I’m learning to embrace ME. Who I am. That it’s ok to be single. That my happiness shouldn’t be reliant on if I have a man, or depend on any one else’s opinions of me either. I know my worth. I know it’s ok to be single, and ok to be happy with it. I know I’d rather wait for the right one to come along and join me on my journey in life, someone to compliment me, rather than complete me, because I am complete. It’s ok to focus on me so that I can figure out who I am, what my purpose in life it, and what my dreams are. And that I should chase my dreams…
I’m still figuring some of this stuff out. Like what my dreams are. What I want to do with my life. I’m 25, and still have no idea what I want to do for a career… I got my degree in photography, something I love doing as a hobby, but I don’t see myself doing it full time… And I guess it’s ok to not know right now. It’s ok to not know all the answers; I just need to have faith in God and know that He has a plan for me.

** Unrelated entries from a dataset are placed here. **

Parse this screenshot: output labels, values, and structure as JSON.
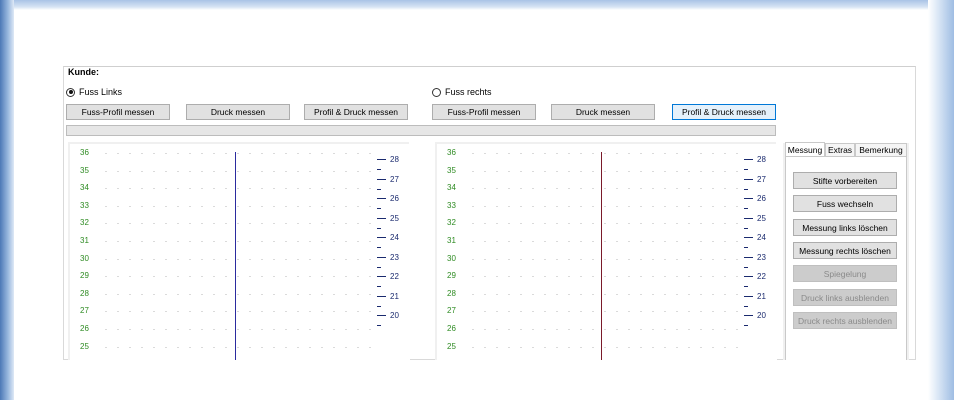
{
  "customer": {
    "label": "Kunde:"
  },
  "left": {
    "radio_label": "Fuss Links",
    "selected": true,
    "buttons": {
      "profile": "Fuss-Profil messen",
      "pressure": "Druck messen",
      "both": "Profil & Druck messen"
    }
  },
  "right": {
    "radio_label": "Fuss rechts",
    "selected": false,
    "buttons": {
      "profile": "Fuss-Profil messen",
      "pressure": "Druck messen",
      "both": "Profil & Druck messen"
    }
  },
  "tabs": [
    "Messung",
    "Extras",
    "Bemerkung"
  ],
  "active_tab": "Messung",
  "actions": {
    "prepare_pins": "Stifte vorbereiten",
    "switch_foot": "Fuss wechseln",
    "clear_left": "Messung links löschen",
    "clear_right": "Messung rechts löschen",
    "mirror": "Spiegelung",
    "hide_pressure_left": "Druck links ausblenden",
    "hide_pressure_right": "Druck rechts ausblenden"
  },
  "chart_data": [
    {
      "type": "scatter",
      "name": "left-foot-grid",
      "y_left_ticks": [
        "36",
        "35",
        "34",
        "33",
        "32",
        "31",
        "30",
        "29",
        "28",
        "27",
        "26",
        "25"
      ],
      "y_right_ticks": [
        "28",
        "27",
        "26",
        "25",
        "24",
        "23",
        "22",
        "21",
        "20"
      ],
      "marker_line_color": "#2b2b9e",
      "grid": "dotted"
    },
    {
      "type": "scatter",
      "name": "right-foot-grid",
      "y_left_ticks": [
        "36",
        "35",
        "34",
        "33",
        "32",
        "31",
        "30",
        "29",
        "28",
        "27",
        "26",
        "25"
      ],
      "y_right_ticks": [
        "28",
        "27",
        "26",
        "25",
        "24",
        "23",
        "22",
        "21",
        "20"
      ],
      "marker_line_color": "#7a1a2a",
      "grid": "dotted"
    }
  ],
  "colors": {
    "left_tick": "#2e8b22",
    "right_tick": "#1a2a6e",
    "focus": "#0078d7"
  }
}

In other news, I’ve decided to start traveling, even if it’s alone! For a few weeks I’ve been kicking around the idea of going on a cruise. My mom’s extended side of the family (who I don’t really know) go on a group cruise every year. This year’s cruise is to the Bahamas, St Thomas, and St Maarten. I was dying to go, and tried talking my little sister or my mom and step dad to go with me.. But it happened that they can’t go.. So I faced this decision of stepping WAYYYYY out of my comfort zone and going alone with my mom’s extended family that I don’t know that well, or missing out on this amazing opportunity. At first I was really basing my decision on if I could get someone to go with me.. I almost got my mom and step dad to go, but then they backed out. After I found out they couldn’t go, I was so upset because I felt like that meant I couldn’t go.. And then I started reading “The Single Woman.” There was one section where she talked about moving outside your comfort zone and doing things you’ve always wanted to do, like traveling, and how she had a friend who recently went to Paris by herself. Through reading this book, I’ve begun to embrace being me, being single, doing the things I want to do, and not depend on anyone else for my happiness. Whether it’s a boyfriend or a family member, if I can’t find someone to do something with me, I am going to do it myself! I’ve already done solo trips to disneyland, and now I’m going out of the country for the first time on a 7 day cruise through the Bahamas! 😀 I am beyond excited… And a little nervous. But I know I will have my mom’s family there if I want to hang out with them, or I can meet new people. I can do whatever I want by myself but I’ll have them there to fall back on.
This is going to be one BIG adventure. And I am soooo excited! Even if I am going “alone”. I am about to have the best time of my life on this cruise in October!